Comment, en définitive, ces améliorations de la chaîne de valeur deviennent-elles des améliorations du business ?

 

YH : Plutôt que de vendre des produits, le fabricant va vendre des services et surtout des résultats. C’est ce que fait par exemple Caterpillar avec son projet de mine connectée : il n’est plus question de vendre des engins aux exploitants de mines mais de vendre une capacité de transport de minerais par jour et par heure. Pour garantir la disponibilité des engins au bon coût, Caterpillar les a équipés de capteurs qui analysent s’ils sont chargés avec le bon poids et s’ils roulent à la bonne vitesse, de sorte à anticiper et réduire les temps d’arrêt pour maintenance.
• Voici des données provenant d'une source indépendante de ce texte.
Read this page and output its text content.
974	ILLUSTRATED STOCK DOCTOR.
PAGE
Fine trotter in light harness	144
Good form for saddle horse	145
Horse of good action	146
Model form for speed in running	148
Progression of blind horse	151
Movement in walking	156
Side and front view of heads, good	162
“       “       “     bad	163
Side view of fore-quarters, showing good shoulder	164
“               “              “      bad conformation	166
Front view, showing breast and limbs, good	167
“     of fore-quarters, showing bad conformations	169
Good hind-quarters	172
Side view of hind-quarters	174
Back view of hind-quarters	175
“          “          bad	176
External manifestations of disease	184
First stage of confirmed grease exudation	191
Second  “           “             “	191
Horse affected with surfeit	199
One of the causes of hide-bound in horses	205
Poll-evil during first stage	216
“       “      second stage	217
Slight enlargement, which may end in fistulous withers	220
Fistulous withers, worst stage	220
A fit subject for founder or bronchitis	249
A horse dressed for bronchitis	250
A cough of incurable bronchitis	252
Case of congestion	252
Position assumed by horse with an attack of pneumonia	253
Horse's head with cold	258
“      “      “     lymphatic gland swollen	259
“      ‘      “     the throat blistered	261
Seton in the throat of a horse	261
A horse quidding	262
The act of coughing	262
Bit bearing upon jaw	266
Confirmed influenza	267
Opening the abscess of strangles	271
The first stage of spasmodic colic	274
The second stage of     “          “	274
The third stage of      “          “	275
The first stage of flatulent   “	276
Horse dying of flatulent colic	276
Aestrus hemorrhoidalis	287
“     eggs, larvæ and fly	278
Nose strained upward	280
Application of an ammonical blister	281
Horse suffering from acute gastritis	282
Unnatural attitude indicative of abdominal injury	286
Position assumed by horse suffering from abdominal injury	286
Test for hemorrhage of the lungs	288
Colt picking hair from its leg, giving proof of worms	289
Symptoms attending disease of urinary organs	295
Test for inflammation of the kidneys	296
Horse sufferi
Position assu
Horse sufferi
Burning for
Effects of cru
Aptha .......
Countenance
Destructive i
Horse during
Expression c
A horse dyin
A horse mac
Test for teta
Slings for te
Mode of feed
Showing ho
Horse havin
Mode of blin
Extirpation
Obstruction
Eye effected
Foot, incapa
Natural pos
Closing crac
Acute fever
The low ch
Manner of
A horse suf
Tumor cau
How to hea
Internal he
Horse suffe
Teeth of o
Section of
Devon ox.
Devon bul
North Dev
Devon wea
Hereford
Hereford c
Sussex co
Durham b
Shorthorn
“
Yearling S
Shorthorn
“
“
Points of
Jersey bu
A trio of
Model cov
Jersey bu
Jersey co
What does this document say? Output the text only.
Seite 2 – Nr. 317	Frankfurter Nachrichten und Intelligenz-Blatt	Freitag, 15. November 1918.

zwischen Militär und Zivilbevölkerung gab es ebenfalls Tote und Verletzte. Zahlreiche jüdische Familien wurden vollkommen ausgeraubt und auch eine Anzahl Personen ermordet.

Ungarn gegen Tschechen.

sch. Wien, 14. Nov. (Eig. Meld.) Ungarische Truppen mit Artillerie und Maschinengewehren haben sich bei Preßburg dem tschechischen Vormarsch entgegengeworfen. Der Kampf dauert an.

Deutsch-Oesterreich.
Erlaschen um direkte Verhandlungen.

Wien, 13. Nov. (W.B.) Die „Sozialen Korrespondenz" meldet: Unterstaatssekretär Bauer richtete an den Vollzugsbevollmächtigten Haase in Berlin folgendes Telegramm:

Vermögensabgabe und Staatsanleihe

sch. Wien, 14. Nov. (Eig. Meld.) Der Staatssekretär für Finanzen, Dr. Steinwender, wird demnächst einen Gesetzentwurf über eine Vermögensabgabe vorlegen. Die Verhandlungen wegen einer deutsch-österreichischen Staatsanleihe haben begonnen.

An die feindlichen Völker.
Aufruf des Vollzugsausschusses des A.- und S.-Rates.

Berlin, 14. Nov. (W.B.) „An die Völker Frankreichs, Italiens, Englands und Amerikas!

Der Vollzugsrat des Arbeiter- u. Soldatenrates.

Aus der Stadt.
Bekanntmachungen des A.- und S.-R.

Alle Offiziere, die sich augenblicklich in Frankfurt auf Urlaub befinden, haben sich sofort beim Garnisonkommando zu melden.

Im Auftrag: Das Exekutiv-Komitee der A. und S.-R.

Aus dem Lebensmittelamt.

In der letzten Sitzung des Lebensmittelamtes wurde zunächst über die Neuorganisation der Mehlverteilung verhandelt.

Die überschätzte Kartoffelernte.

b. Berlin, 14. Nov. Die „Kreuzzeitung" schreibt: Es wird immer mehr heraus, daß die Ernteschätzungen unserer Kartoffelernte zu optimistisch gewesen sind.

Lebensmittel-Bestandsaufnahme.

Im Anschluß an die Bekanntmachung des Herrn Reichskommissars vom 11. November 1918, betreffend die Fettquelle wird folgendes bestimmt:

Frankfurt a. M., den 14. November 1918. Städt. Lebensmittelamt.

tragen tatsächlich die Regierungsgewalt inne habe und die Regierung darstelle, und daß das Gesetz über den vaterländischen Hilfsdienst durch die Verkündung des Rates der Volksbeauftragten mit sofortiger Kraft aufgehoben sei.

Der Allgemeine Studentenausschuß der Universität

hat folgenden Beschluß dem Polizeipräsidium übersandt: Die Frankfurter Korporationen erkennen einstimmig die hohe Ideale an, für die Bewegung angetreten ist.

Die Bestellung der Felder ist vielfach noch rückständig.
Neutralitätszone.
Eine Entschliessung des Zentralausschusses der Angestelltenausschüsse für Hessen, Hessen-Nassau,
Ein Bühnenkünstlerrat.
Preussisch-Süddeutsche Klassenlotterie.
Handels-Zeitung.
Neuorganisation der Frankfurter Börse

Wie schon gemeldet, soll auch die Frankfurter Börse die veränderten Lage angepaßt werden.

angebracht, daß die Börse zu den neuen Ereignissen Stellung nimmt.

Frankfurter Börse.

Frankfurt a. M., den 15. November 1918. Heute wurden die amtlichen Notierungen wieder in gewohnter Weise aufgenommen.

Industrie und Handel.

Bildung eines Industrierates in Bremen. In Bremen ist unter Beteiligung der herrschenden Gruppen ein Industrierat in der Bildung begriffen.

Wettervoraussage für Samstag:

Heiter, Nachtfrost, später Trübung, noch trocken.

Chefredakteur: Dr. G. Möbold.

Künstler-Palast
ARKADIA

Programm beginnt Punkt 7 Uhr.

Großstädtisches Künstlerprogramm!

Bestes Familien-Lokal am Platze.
En l’occurrence, les pneus sont ici critiques et l’analytique permet de déterminer comment en faire un bon usage pour les préserver et baisser les coûts de consommation de carburant.

 

JC : En vendant du service, l’entreprise va discuter différemment avec ses clients et les remises ne seront plus les mêmes. C’est ce qu’a compris par exemple John Deere : en équipant ses tracteurs de capteurs dans le but d’analyser les meilleurs parcours selon la météo, le fabricant peut dire à un agriculteur qu’il lui fera économiser du carburant – un poste qui représente ici 50 % des frais – et peut s’engager à payer la différence s’il ne tient pas ses promesses. Le fabricant fournit ainsi des services additionnels : comment optimiser son parcours, comment mieux labourer, le meilleur moment pour faire sa récolte. L’entreprise est devenue le conseiller de l’agriculteur. La relation avec le client continue donc bien au-delà de l’acte de vente, avec un engagement très fort sur ses nouveaux services rendus possibles grâce aux données. C’est ainsi, en définitive, que le digital permet d’améliorer le lien entre l’industriel et le consommateur.